It’s been a rough day for the world’s reserve currency across the board, especially since the start of today’s European session.
The dollar’s drubbing has come from multiple sources, both domestic and abroad. The most obvious catalyst was this morning’s economic data. The highly-anticipated January retail sales report was abysmal, coming out at -0.8% m/m, “building on” last month’s -0.9% reading. The ex-autos figure was similarly weak at -0.9% m/m for the second consecutive month. Of course, much of the drop could be chalked up to falling gas prices, but retail sales excluding automobiles, gasoline, building materials and food services only edged up by 0.1% on the month, suggesting that Americans may have used their elevated discretionary income to pay down debt rather than go on a shopping spree. Meanwhile, initial jobless claims spiked to 304k vs. 279k new unemployed Americans the previous week, far above the consensus of 282k. This figure is notoriously volatile on a week-to-week basis, but the spike still unsettled dollar bulls.

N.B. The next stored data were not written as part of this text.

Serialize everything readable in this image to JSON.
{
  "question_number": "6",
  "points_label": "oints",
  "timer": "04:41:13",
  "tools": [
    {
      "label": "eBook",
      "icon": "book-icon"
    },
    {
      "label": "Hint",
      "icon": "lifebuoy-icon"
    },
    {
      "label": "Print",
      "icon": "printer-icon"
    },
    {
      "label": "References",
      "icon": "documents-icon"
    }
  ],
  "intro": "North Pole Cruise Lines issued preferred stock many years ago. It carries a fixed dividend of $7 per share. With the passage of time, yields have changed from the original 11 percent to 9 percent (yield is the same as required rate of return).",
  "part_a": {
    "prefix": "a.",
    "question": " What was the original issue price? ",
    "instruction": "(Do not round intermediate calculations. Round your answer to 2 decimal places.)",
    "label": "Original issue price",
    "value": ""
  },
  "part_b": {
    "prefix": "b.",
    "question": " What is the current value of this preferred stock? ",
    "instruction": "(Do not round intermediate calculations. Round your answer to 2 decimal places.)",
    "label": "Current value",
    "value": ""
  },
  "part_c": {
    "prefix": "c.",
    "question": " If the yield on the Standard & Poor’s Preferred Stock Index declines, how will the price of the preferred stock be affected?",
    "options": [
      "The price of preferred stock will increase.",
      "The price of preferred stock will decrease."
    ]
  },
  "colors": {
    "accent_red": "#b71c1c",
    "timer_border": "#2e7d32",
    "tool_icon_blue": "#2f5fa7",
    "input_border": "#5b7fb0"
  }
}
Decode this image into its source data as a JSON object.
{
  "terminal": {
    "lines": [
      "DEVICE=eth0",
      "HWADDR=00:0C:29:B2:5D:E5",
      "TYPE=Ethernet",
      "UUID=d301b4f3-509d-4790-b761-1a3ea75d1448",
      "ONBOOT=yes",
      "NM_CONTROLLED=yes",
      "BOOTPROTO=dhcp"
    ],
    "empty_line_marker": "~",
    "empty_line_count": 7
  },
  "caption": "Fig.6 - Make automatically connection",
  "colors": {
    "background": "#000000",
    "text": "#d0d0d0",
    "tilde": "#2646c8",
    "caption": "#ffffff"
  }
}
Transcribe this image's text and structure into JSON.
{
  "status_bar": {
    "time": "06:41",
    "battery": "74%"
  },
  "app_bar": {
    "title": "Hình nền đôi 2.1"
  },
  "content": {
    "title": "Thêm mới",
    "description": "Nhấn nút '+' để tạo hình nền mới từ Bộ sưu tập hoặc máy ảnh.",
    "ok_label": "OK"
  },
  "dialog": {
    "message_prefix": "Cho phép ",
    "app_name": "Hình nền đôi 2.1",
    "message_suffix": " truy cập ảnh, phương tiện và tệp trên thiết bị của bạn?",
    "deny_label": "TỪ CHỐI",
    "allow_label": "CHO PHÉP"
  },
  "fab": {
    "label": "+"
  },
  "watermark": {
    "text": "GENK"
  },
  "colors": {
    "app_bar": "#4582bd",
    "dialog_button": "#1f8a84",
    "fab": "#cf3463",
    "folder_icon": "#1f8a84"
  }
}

In overseas news, the Eurogroup was unable to issue a joint statement yesterday, much less come to any sort of agreement, but Greece was able to secure some short-term financing from the ECB’s Emergency Liquidity Assistance program, which bought Greece enough time to pay its bills until at least the next Eurogroup meeting on Monday. Elsewhere, the Bank of England issued a generally sanguine inflation report, suggesting that the BOE still plans to raise interest rates in 2016. Finally, even the yen was able to catch a bid as reports that the BOJ is starting to see further easing as counter-productive surfaced.
Technical View: Dollar Index
Of course, the question on the minds of traders everywhere is, “Does this represent a potential top in the dollar, or is it just a minor setback?” Based on the chart of the trade-weighted dollar index (below), the longer-term uptrend in the greenback remains strong, though we may be in for some turbulence in the short term.
As we go to press, both the 20- and 50-day moving averages are trending higher, as they have been since the dollar began its ascent back in Q3 of last year. The index is currently testing support at its 20-day MA, but the secondary indicators suggest that level may be in jeopardy: both the MACD and RSI indicators have rolled over and are in a state of divergence with the underlying index.
Given these cracks beneath the surface, a break below the 20-day MA could be in the cards, with a resultant pullback to the 50-day MA around 92.00 possible in that scenario. However, it’s important to note that the moving averages, MACD, and RSI are still in bullish territory (not to mention the relative position on US monetary policy compared to most of its rivals), so there’s no reason to suggest that the “King Dollar” is in danger of being usurped any time soon.